In which my private e-mail communications get reprinted by a government newspaper in Ecuador
Now, this is just gross: the text of one of my private e-mails has been published in an Ecuadorian government newspaper. In an article that portrays me as part of a conspiracy that, were it to exist, I’d be proud to participate in.
Here’s what happened. In July, I got a note from Gonzalo Guillén, a Colombian journalist known for his investigations into alleged ties between politicians — including ex-President Álvaro Uribe — and organized crime. He asked if I could meet with Martha Roldós, an Ecuadorian opposition politician and environmental activist, who was visiting Washington and considering launching an independent media outlet in her country.
We had lunch. Ms. Roldós said that the situation of independent journalists had grown very serious in Ecuador, that it was very difficult to do reporting without a civil or criminal response from the government, and that the intelligence services had increased their surveillance of independent journalists. (Shortly after, I recorded a podcast about press freedom in Ecuador with Carlos Lauría of the Committee to Protect Journalists.)
Ms. Roldós said that, along with a group of reporters, she was planning to found an independent “new media” outlet along the lines of Colombia’s La Silla Vacía or El Salvador’s El Faro. This sounded like a good idea, so I sent an e-mail to a colleague at the Open Society Foundations, which has supported these and other independent Latin American Internet newspapers, recommending they meet.
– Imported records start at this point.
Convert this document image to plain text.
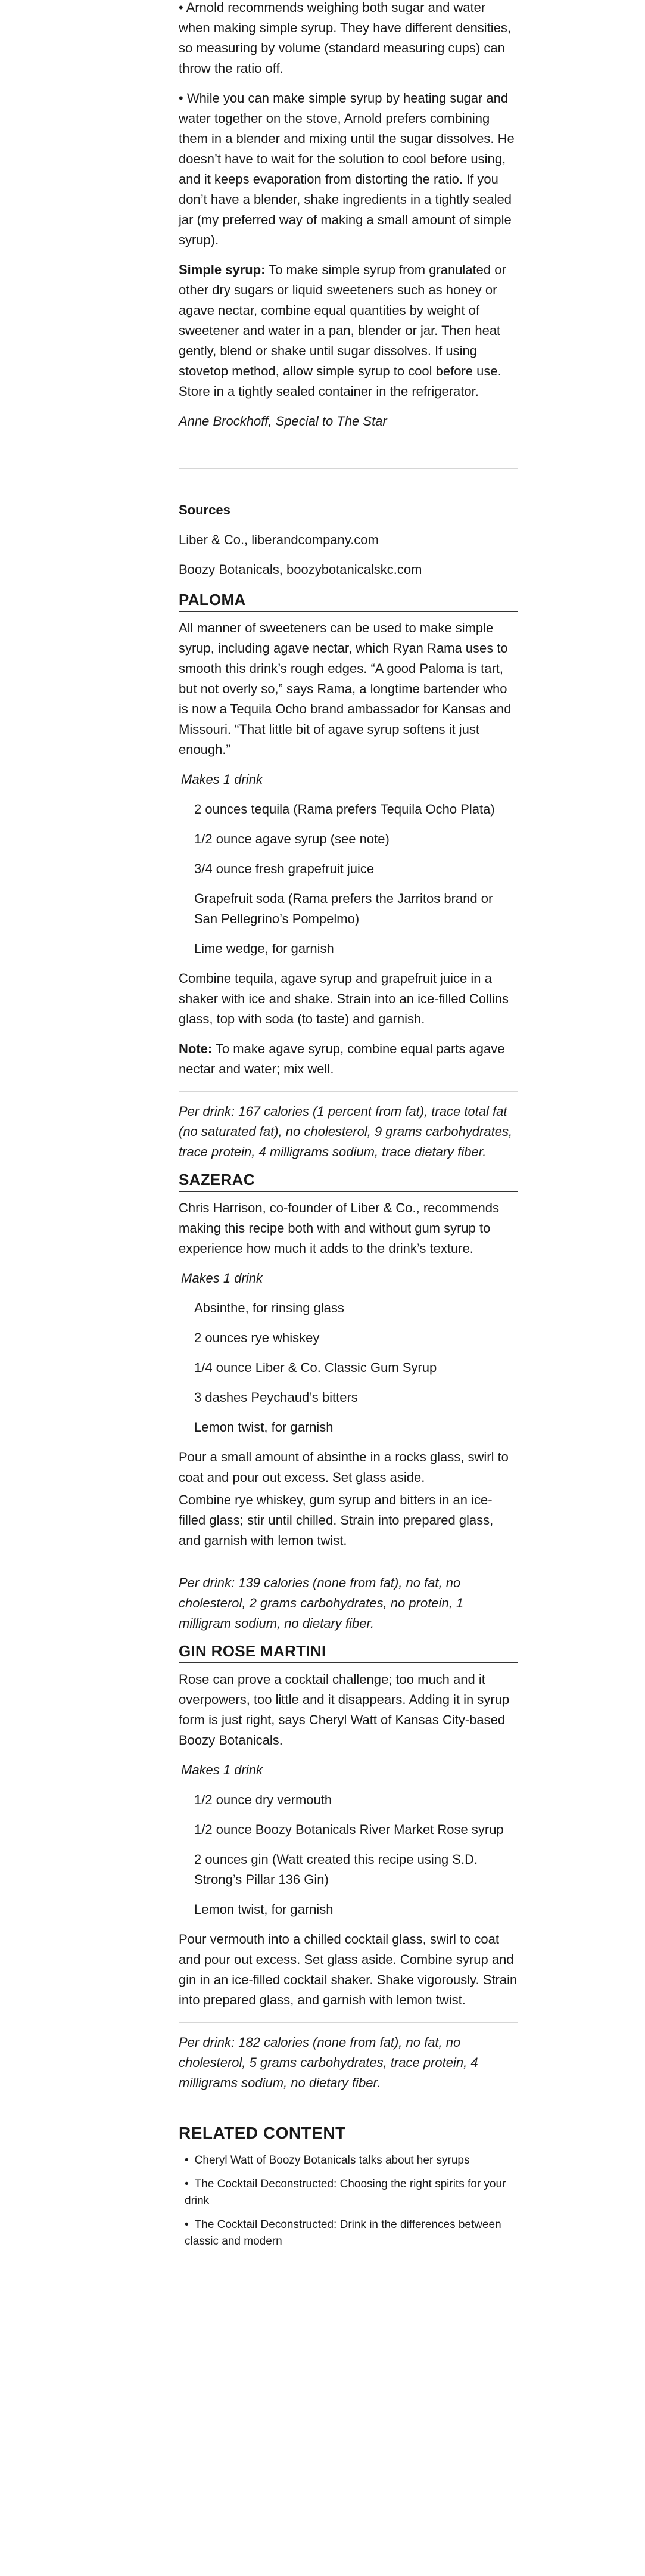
• Arnold recommends weighing both sugar and water when making simple syrup. They have different densities, so measuring by volume (standard measuring cups) can throw the ratio off.

• While you can make simple syrup by heating sugar and water together on the stove, Arnold prefers combining them in a blender and mixing until the sugar dissolves. He doesn’t have to wait for the solution to cool before using, and it keeps evaporation from distorting the ratio. If you don’t have a blender, shake ingredients in a tightly sealed jar (my preferred way of making a small amount of simple syrup).

Simple syrup: To make simple syrup from granulated or other dry sugars or liquid sweeteners such as honey or agave nectar, combine equal quantities by weight of sweetener and water in a pan, blender or jar. Then heat gently, blend or shake until sugar dissolves. If using stovetop method, allow simple syrup to cool before use. Store in a tightly sealed container in the refrigerator.

Anne Brockhoff, Special to The Star

Sources

Liber & Co., liberandcompany.com

Boozy Botanicals, boozybotanicalskc.com

PALOMA

All manner of sweeteners can be used to make simple syrup, including agave nectar, which Ryan Rama uses to smooth this drink’s rough edges. “A good Paloma is tart, but not overly so,” says Rama, a longtime bartender who is now a Tequila Ocho brand ambassador for Kansas and Missouri. “That little bit of agave syrup softens it just enough.”

Makes 1 drink

2 ounces tequila (Rama prefers Tequila Ocho Plata)

1/2 ounce agave syrup (see note)

3/4 ounce fresh grapefruit juice

Grapefruit soda (Rama prefers the Jarritos brand or San Pellegrino’s Pompelmo)

Lime wedge, for garnish

Combine tequila, agave syrup and grapefruit juice in a shaker with ice and shake. Strain into an ice-filled Collins glass, top with soda (to taste) and garnish.

Note: To make agave syrup, combine equal parts agave nectar and water; mix well.

Per drink: 167 calories (1 percent from fat), trace total fat (no saturated fat), no cholesterol, 9 grams carbohydrates, trace protein, 4 milligrams sodium, trace dietary fiber.

SAZERAC

Chris Harrison, co-founder of Liber & Co., recommends making this recipe both with and without gum syrup to experience how much it adds to the drink’s texture.

Makes 1 drink

Absinthe, for rinsing glass

2 ounces rye whiskey

1/4 ounce Liber & Co. Classic Gum Syrup

3 dashes Peychaud’s bitters

Lemon twist, for garnish

Pour a small amount of absinthe in a rocks glass, swirl to coat and pour out excess. Set glass aside.

Combine rye whiskey, gum syrup and bitters in an ice-filled glass; stir until chilled. Strain into prepared glass, and garnish with lemon twist.

Per drink: 139 calories (none from fat), no fat, no cholesterol, 2 grams carbohydrates, no protein, 1 milligram sodium, no dietary fiber.

GIN ROSE MARTINI

Rose can prove a cocktail challenge; too much and it overpowers, too little and it disappears. Adding it in syrup form is just right, says Cheryl Watt of Kansas City-based Boozy Botanicals.

Makes 1 drink

1/2 ounce dry vermouth

1/2 ounce Boozy Botanicals River Market Rose syrup

2 ounces gin (Watt created this recipe using S.D. Strong’s Pillar 136 Gin)

Lemon twist, for garnish

Pour vermouth into a chilled cocktail glass, swirl to coat and pour out excess. Set glass aside. Combine syrup and gin in an ice-filled cocktail shaker. Shake vigorously. Strain into prepared glass, and garnish with lemon twist.

Per drink: 182 calories (none from fat), no fat, no cholesterol, 5 grams carbohydrates, trace protein, 4 milligrams sodium, no dietary fiber.

RELATED CONTENT
• Cheryl Watt of Boozy Botanicals talks about her syrups
• The Cocktail Deconstructed: Choosing the right spirits for your drink
• The Cocktail Deconstructed: Drink in the differences between classic and modern
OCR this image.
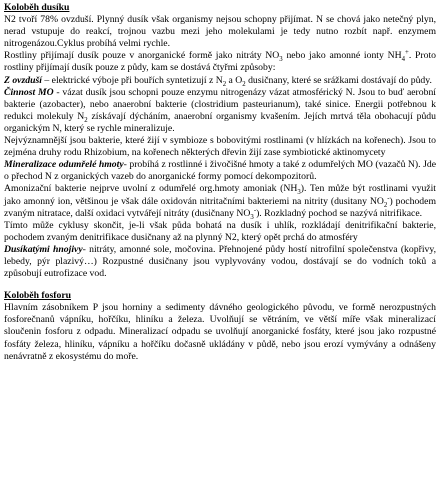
Koloběh dusíku

N2 tvoří 78% ovzduší. Plynný dusík však organismy nejsou schopny přijímat. N se chová jako netečný plyn, nerad vstupuje do reakcí, trojnou vazbu mezi jeho molekulami je tedy nutno rozbít např. enzymem nitrogenázou.Cyklus probíhá velmi rychle.

Rostliny přijímají dusík pouze v anorganické formě jako nitráty $NO_3$ nebo jako amonné ionty $NH_4^+$. Proto rostliny přijímají dusík pouze z půdy, kam se dostává čtyřmi způsoby:

Z ovzduší – elektrické výboje při bouřích syntetizují z $N_2$ a $O_2$ dusičnany, které se srážkami dostávají do půdy.

Činnost MO - vázat dusík jsou schopni pouze enzymu nitrogenázy vázat atmosférický N. Jsou to buď aerobní bakterie (azobacter), nebo anaerobní bakterie (clostridium pasteurianum), také sinice. Energii potřebnou k redukci molekuly $N_2$ získávají dýcháním, anaerobní organismy kvašením. Jejích mrtvá těla obohacují půdu organickým N, který se rychle mineralizuje.

Nejvýznamnější jsou bakterie, které žijí v symbioze s bobovitými rostlinami (v hlízkách na kořenech). Jsou to zejména druhy rodu Rhizobium, na kořenech některých dřevin žijí zase symbiotické aktinomycety

Mineralizace odumřelé hmoty- probíhá z rostlinné i živočišné hmoty a také z odumřelých MO (vazačů N). Jde o přechod N z organických vazeb do anorganické formy pomocí dekompozitorů.

Amonizační bakterie nejprve uvolní z odumřelé org.hmoty amoniak $(NH_3)$. Ten může být rostlinami využit jako amonný ion, většinou je však dále oxidován nitritačními bakteriemi na nitrity (dusitany $NO_2^-$) pochodem zvaným nitratace, další oxidaci vytvářejí nitráty (dusičnany $NO_3^-$). Rozkladný pochod se nazývá nitrifikace.

Tímto může cyklusy skončit, je-li však půda bohatá na dusík i uhlík, rozkládají denitrifikační bakterie, pochodem zvaným denitrifikace dusičnany až na plynný N2, který opět prchá do atmosféry

Dusíkatými hnojivy- nitráty, amonné sole, močovina. Přehnojené půdy hostí nitrofilní společenstva (kopřivy, lebedy, pýr plazivý…) Rozpustné dusičnany jsou vyplyvovány vodou, dostávají se do vodních toků a způsobují eutrofizace vod.

Koloběh fosforu

Hlavním zásobníkem P jsou horniny a sedimenty dávného geologického původu, ve formě nerozpustných fosforečnanů vápníku, hořčíku, hliníku a železa. Uvolňují se větráním, ve větší míře však mineralizací sloučenin fosforu z odpadu. Mineralizací odpadu se uvolňují anorganické fosfáty, které jsou jako rozpustné fosfáty železa, hliníku, vápníku a hořčíku dočasně ukládány v půdě, nebo jsou erozí vymývány a odnášeny nenávratně z ekosystému do moře.
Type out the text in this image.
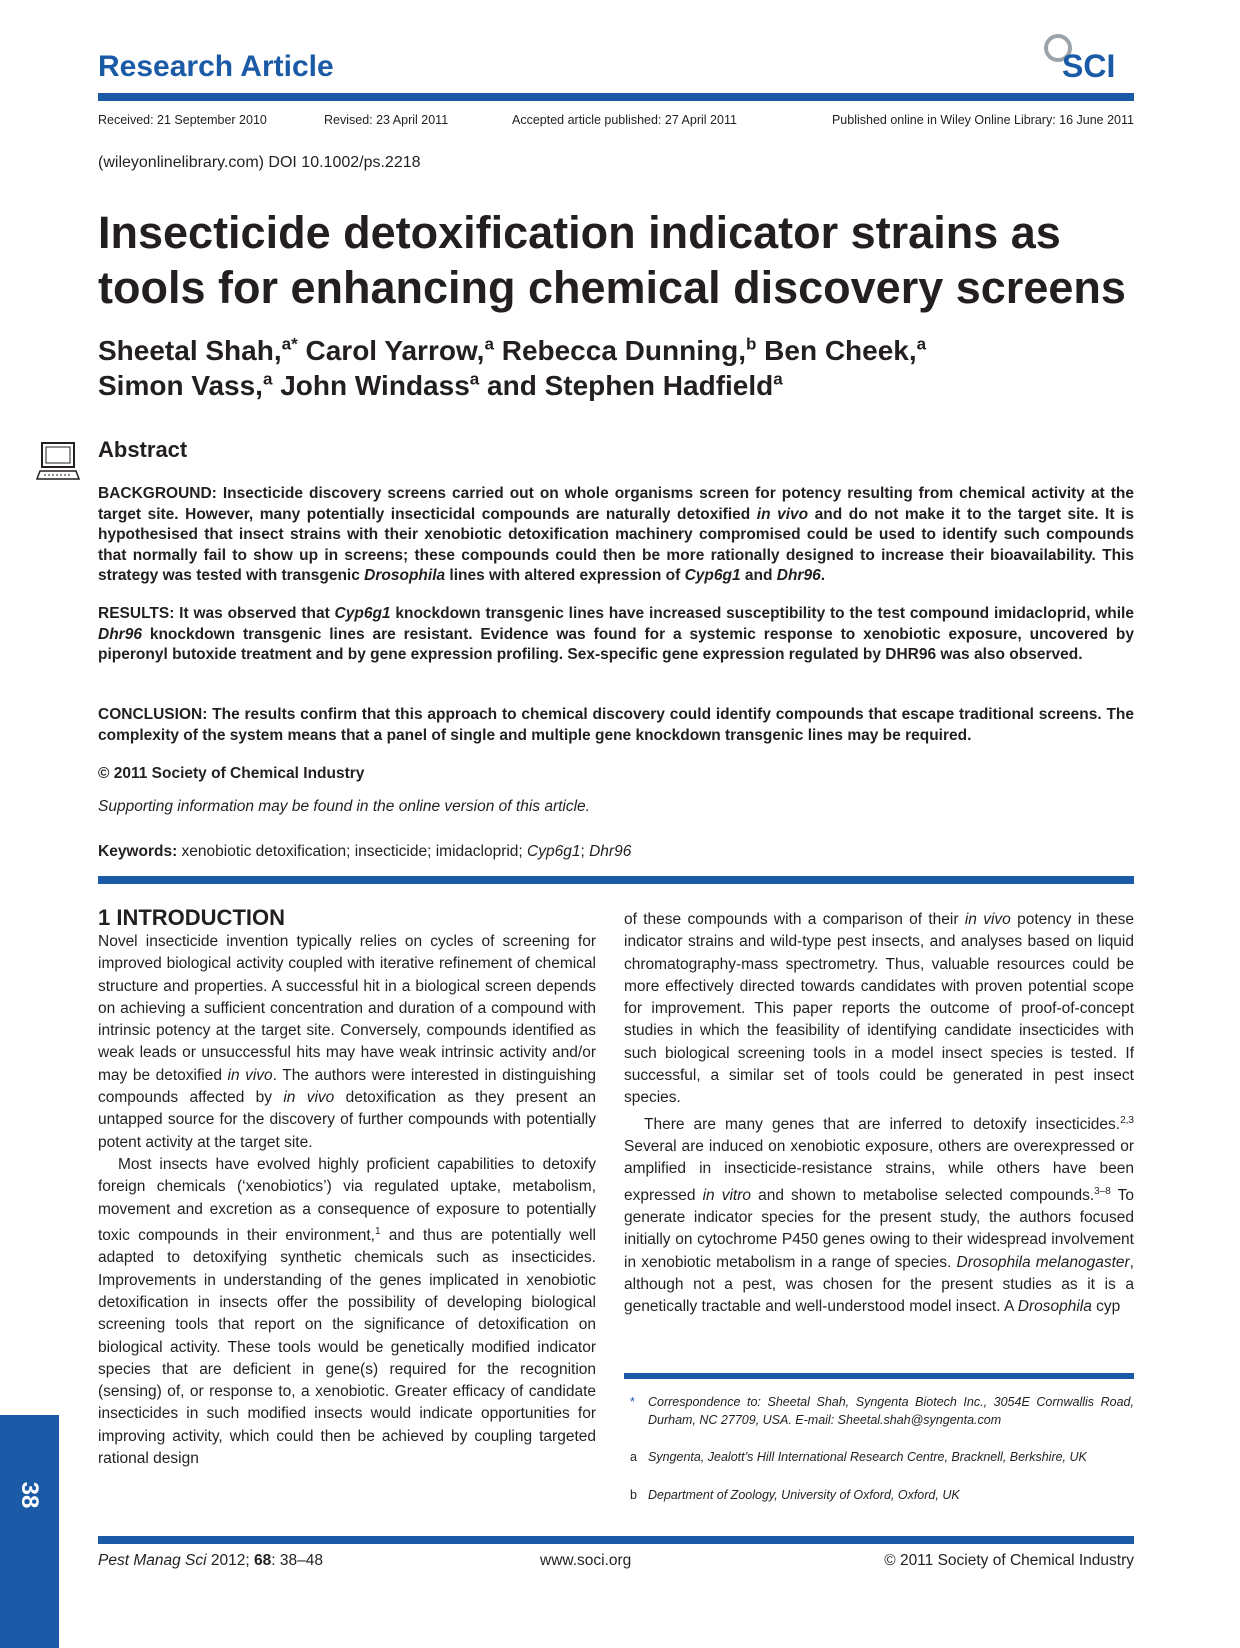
Research Article	SCI
Received: 21 September 2010	Revised: 23 April 2011	Accepted article published: 27 April 2011	Published online in Wiley Online Library: 16 June 2011
(wileyonlinelibrary.com) DOI 10.1002/ps.2218
Insecticide detoxification indicator strains as
tools for enhancing chemical discovery screens
Sheetal Shah,$^{a*}$ Carol Yarrow,$^a$ Rebecca Dunning,$^b$ Ben Cheek,$^a$
Simon Vass,$^a$ John Windass$^a$ and Stephen Hadfield$^a$
Abstract
BACKGROUND: Insecticide discovery screens carried out on whole organisms screen for potency resulting from chemical activity at the target site. However, many potentially insecticidal compounds are naturally detoxified in vivo and do not make it to the target site. It is hypothesised that insect strains with their xenobiotic detoxification machinery compromised could be used to identify such compounds that normally fail to show up in screens; these compounds could then be more rationally designed to increase their bioavailability. This strategy was tested with transgenic Drosophila lines with altered expression of Cyp6g1 and Dhr96.
RESULTS: It was observed that Cyp6g1 knockdown transgenic lines have increased susceptibility to the test compound imidacloprid, while Dhr96 knockdown transgenic lines are resistant. Evidence was found for a systemic response to xenobiotic exposure, uncovered by piperonyl butoxide treatment and by gene expression profiling. Sex-specific gene expression regulated by DHR96 was also observed.
CONCLUSION: The results confirm that this approach to chemical discovery could identify compounds that escape traditional screens. The complexity of the system means that a panel of single and multiple gene knockdown transgenic lines may be required.
© 2011 Society of Chemical Industry
Supporting information may be found in the online version of this article.
Keywords: xenobiotic detoxification; insecticide; imidacloprid; Cyp6g1; Dhr96
1 INTRODUCTION

Novel insecticide invention typically relies on cycles of screening for improved biological activity coupled with iterative refinement of chemical structure and properties. A successful hit in a biological screen depends on achieving a sufficient concentration and duration of a compound with intrinsic potency at the target site. Conversely, compounds identified as weak leads or unsuccessful hits may have weak intrinsic activity and/or may be detoxified in vivo. The authors were interested in distinguishing compounds affected by in vivo detoxification as they present an untapped source for the discovery of further compounds with potentially potent activity at the target site.

Most insects have evolved highly proficient capabilities to detoxify foreign chemicals (‘xenobiotics’) via regulated uptake, metabolism, movement and excretion as a consequence of exposure to potentially toxic compounds in their environment,$^1$ and thus are potentially well adapted to detoxifying synthetic chemicals such as insecticides. Improvements in understanding of the genes implicated in xenobiotic detoxification in insects offer the possibility of developing biological screening tools that report on the significance of detoxification on biological activity. These tools would be genetically modified indicator species that are deficient in gene(s) required for the recognition (sensing) of, or response to, a xenobiotic. Greater efficacy of candidate insecticides in such modified insects would indicate opportunities for improving activity, which could then be achieved by coupling targeted rational design

of these compounds with a comparison of their in vivo potency in these indicator strains and wild-type pest insects, and analyses based on liquid chromatography-mass spectrometry. Thus, valuable resources could be more effectively directed towards candidates with proven potential scope for improvement. This paper reports the outcome of proof-of-concept studies in which the feasibility of identifying candidate insecticides with such biological screening tools in a model insect species is tested. If successful, a similar set of tools could be generated in pest insect species.

There are many genes that are inferred to detoxify insecticides.$^{2,3}$ Several are induced on xenobiotic exposure, others are overexpressed or amplified in insecticide-resistance strains, while others have been expressed in vitro and shown to metabolise selected compounds.$^{3-8}$ To generate indicator species for the present study, the authors focused initially on cytochrome P450 genes owing to their widespread involvement in xenobiotic metabolism in a range of species. Drosophila melanogaster, although not a pest, was chosen for the present studies as it is a genetically tractable and well-understood model insect. A Drosophila cyp

* Correspondence to: Sheetal Shah, Syngenta Biotech Inc., 3054E Cornwallis Road, Durham, NC 27709, USA. E-mail: Sheetal.shah@syngenta.com
a Syngenta, Jealott’s Hill International Research Centre, Bracknell, Berkshire, UK
b Department of Zoology, University of Oxford, Oxford, UK
38
Pest Manag Sci 2012; 68: 38–48	www.soci.org	© 2011 Society of Chemical Industry
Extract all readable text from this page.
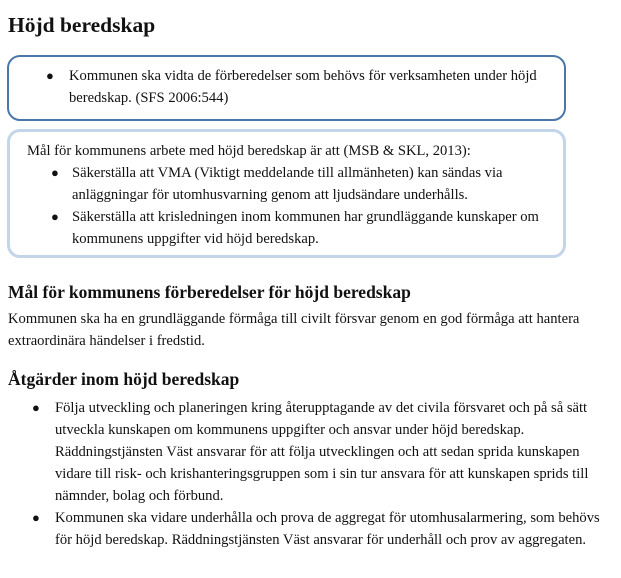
Höjd beredskap
● Kommunen ska vidta de förberedelser som behövs för verksamheten under höjd beredskap. (SFS 2006:544)

Mål för kommunens arbete med höjd beredskap är att (MSB & SKL, 2013):

● Säkerställa att VMA (Viktigt meddelande till allmänheten) kan sändas via anläggningar för utomhusvarning genom att ljudsändare underhålls.
● Säkerställa att krisledningen inom kommunen har grundläggande kunskaper om kommunens uppgifter vid höjd beredskap.
Mål för kommunens förberedelser för höjd beredskap

Kommunen ska ha en grundläggande förmåga till civilt försvar genom en god förmåga att hantera extraordinära händelser i fredstid.

Åtgärder inom höjd beredskap
● Följa utveckling och planeringen kring återupptagande av det civila försvaret och på så sätt utveckla kunskapen om kommunens uppgifter och ansvar under höjd beredskap. Räddningstjänsten Väst ansvarar för att följa utvecklingen och att sedan sprida kunskapen vidare till risk- och krishanteringsgruppen som i sin tur ansvara för att kunskapen sprids till nämnder, bolag och förbund.
● Kommunen ska vidare underhålla och prova de aggregat för utomhusalarmering, som behövs för höjd beredskap. Räddningstjänsten Väst ansvarar för underhåll och prov av aggregaten.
Well, last month Ms. Roldós had her e-mail account hacked. The hackers were most likely affiliated with the Ecuadorian government, because the content of my e-mail to Open Society showed up in a government-owned newspaper, the Guayaquíl-based El Telégrafo. (That this happened certainly confirms a lot of what Ms. Roldós told me at that lunch.)
The article features a graphic with my picture, taken from WOLA’s website, as part of a sinister circle including Ms. Roldós, Mr. Guillén, David Holiday at OSF, other Ecuadorian journalists critical of the government, and even the National Endowment for Democracy, the U.S. government agency to whom—according to her hacked emails—Ms. Roldós was also applying for support.
The article portrays NED as some sort of CIA front. While the agency has murky cold-war origins, its priorities have long since shifted. In 2011-2012, one of NED’s fellows was Colombian investigative journalist Hollman Morris, a frequent target of vicious verbal attacks from Colombia’s right wing.
I certainly stand by what I wrote in the email, and I’m delighted to be depicted as a member of such an illustrious group. But I’m absolutely furious that the content of my private communications has been published without my consent. By a government paper, no less.
The article reflects well on me. But it reflects very poorly on Ecuador’s government.